6.1. In generale, in base al costante orientamento di questa Corte, l’incertezza normativa oggettiva che, a norma delle invocate disposizioni del D.Lgs. n. 472 del 1997, art. 6, comma 2, del D.Lgs. n. 546 del 1992, art. 8 (comma 1), e della L. n. 212 del 2000, art. 10, comma 3, esime il contribuente dalla responsabilità amministrativa tributaria, richiede una condizione di inevitabile incertezza sul contenuto, sull’oggetto e sui destinatari della norma tributaria, ovverosia l’insicurezza ed equivocità del risultato conseguito attraverso il procedimento d’interpretazione normativa, riferita non già a un generico contribuente, né a quei contribuenti che, per la loro perizia professionale, siano capaci di interpretazione normativa qualificata, e neppure all’ufficio finanziario, ma al giudice, unico soggetto dell’ordinamento al quale è attribuito il potere-dovere di accertare la ragionevolezza di una determinata interpretazione (Cass., 22/03/2013, n. 4522, 23/11/2016, n. 23845, 01/02/2019, n. 3108).

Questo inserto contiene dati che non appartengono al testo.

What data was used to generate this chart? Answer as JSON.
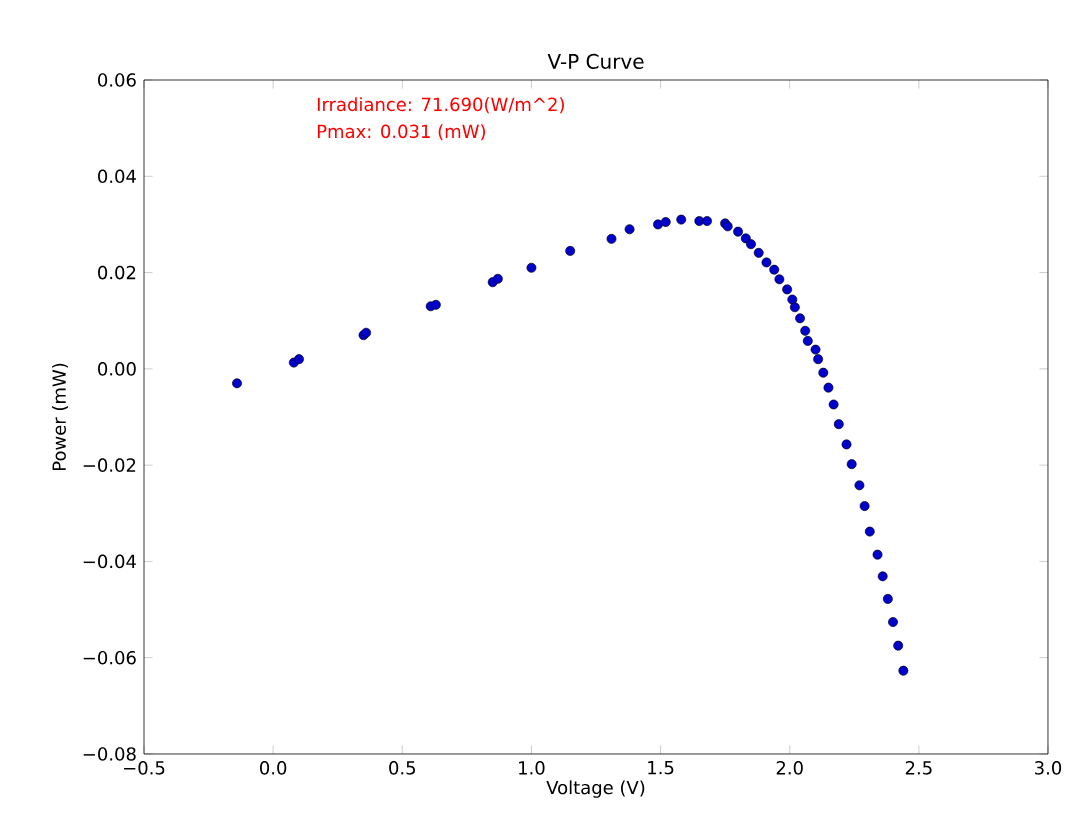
{
  "chart_data": {
    "type": "scatter",
    "title": "V-P Curve",
    "xlabel": "Voltage (V)",
    "ylabel": "Power (mW)",
    "annotations": [
      "Irradiance: 71.690(W/m^2)",
      "Pmax: 0.031 (mW)"
    ],
    "xlim": [
      -0.5,
      3.0
    ],
    "ylim": [
      -0.08,
      0.06
    ],
    "xticks": [
      {
        "value": -0.5,
        "label": "−0.5"
      },
      {
        "value": 0,
        "label": "0.0"
      },
      {
        "value": 0.5,
        "label": "0.5"
      },
      {
        "value": 1.0,
        "label": "1.0"
      },
      {
        "value": 1.5,
        "label": "1.5"
      },
      {
        "value": 2.0,
        "label": "2.0"
      },
      {
        "value": 2.5,
        "label": "2.5"
      },
      {
        "value": 3.0,
        "label": "3.0"
      }
    ],
    "yticks": [
      {
        "value": -0.08,
        "label": "−0.08"
      },
      {
        "value": -0.06,
        "label": "−0.06"
      },
      {
        "value": -0.04,
        "label": "−0.04"
      },
      {
        "value": -0.02,
        "label": "−0.02"
      },
      {
        "value": 0,
        "label": "0.00"
      },
      {
        "value": 0.02,
        "label": "0.02"
      },
      {
        "value": 0.04,
        "label": "0.04"
      },
      {
        "value": 0.06,
        "label": "0.06"
      }
    ],
    "marker": "circle",
    "grid": false,
    "series": [
      {
        "color": "#0000cc",
        "x": [
          -0.14,
          0.08,
          0.1,
          0.35,
          0.36,
          0.61,
          0.63,
          0.85,
          0.87,
          1.0,
          1.15,
          1.31,
          1.38,
          1.49,
          1.52,
          1.58,
          1.65,
          1.68,
          1.75,
          1.76,
          1.8,
          1.83,
          1.85,
          1.88,
          1.91,
          1.94,
          1.96,
          1.99,
          2.01,
          2.02,
          2.04,
          2.06,
          2.07,
          2.1,
          2.11,
          2.13,
          2.15,
          2.17,
          2.19,
          2.22,
          2.24,
          2.27,
          2.29,
          2.31,
          2.34,
          2.36,
          2.38,
          2.4,
          2.42,
          2.44
        ],
        "values": [
          -0.003,
          0.0013,
          0.002,
          0.007,
          0.0075,
          0.013,
          0.0133,
          0.018,
          0.0187,
          0.021,
          0.0245,
          0.027,
          0.029,
          0.03,
          0.0305,
          0.031,
          0.0307,
          0.0307,
          0.0302,
          0.0296,
          0.0285,
          0.0271,
          0.0259,
          0.0241,
          0.0221,
          0.0206,
          0.0186,
          0.0165,
          0.0144,
          0.0128,
          0.0105,
          0.0079,
          0.0058,
          0.004,
          0.002,
          -0.0008,
          -0.0039,
          -0.0074,
          -0.0115,
          -0.0157,
          -0.0198,
          -0.0242,
          -0.0285,
          -0.0338,
          -0.0386,
          -0.0431,
          -0.0478,
          -0.0526,
          -0.0575,
          -0.0627
        ]
      }
    ]
  }
}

In altre parole, come pure è stato affermato, “per “incertezza normativa oggettiva tributaria””, che comporta l’inapplicabilità delle sanzioni amministrative tributarie, “deve intendersi la situazione giuridica oggettiva, che si crea nella normazione per effetto dell’azione di tutti i formanti del diritto, tra cui in primo luogo, ma non esclusivamente, la produzione normativa, e che è caratterizzata dall’impossibilità, esistente in sé ed accertata dal giudice, d’individuare con sicurezza ed univocamente, al termine di un procedimento interpretativo metodicamente corretto, la norma giuridica sotto la quale effettuare la sussunzione di un caso di specie” (Cass., 11/09/2009, n. 19638, 01/06/2012, n. 8825, n. 23845 del 2016).

6.2. Tornando al caso di specie, da quanto si è detto in relazione al secondo motivo emerge come, pur mancando precedenti di questa Corte, fosse in realtà ben possibile, al termine dell’esposto e non difficile procedimento interpretativo, individuare con sicurezza e univocamente nell’anno d’imposta in cui sorge il diritto del socio alla liquidazione della quota l’anno nel quale deve essere interamente dedotto il componente negativo costituito dalla spesa della società di persone relativa alla cosiddetta “differenza da recesso”.

Quanto, poi, all’asserita esistenza, in materia, di “diverse interpretazioni di Agenzie delle entrate regionali, dell’Assonime ed improprie risoluzioni ed istruzioni da parte dell’Agenzia delle entrate”, l’allegazione di tali ritenuti fatti indice di incertezza è priva sia di specificità, avendo i ricorrenti omesso, anche altrove nel ricorso, di richiamare compiutamente il contenuto delle “interpretazioni” e delle “risoluzioni ed istruzioni” invocate, sia di autosufficienza, non avendo gli stessi ricorrenti neppure provveduto ad allegare al ricorso, come richiesto dall’art. 369 c.p.c., comma 2, n. 4), c.p.c., i documenti contenenti le stesse “interpretazioni” e “risoluzioni ed istruzioni”.

7. In conclusione, il ricorso deve essere rigettato.

PQM

rigetta il ricorso.

Ai sensi del D.P.R. 30 maggio 2002, n. 115, art. 13, comma 1-quater – comma inserito dalla L. 24 dicembre 2012, n. 228, art. 1, comma 17 – si dà atto della sussistenza dei presupposti processuali per il versamento, da parte dei ricorrenti, dell’ulteriore importo a titolo di contributo unificato pari a quello dovuto per il ricorso principale a norma del suddetto art. 13, comma 1-bis, se dovuto.

Così deciso in Roma, il 12 luglio 2021.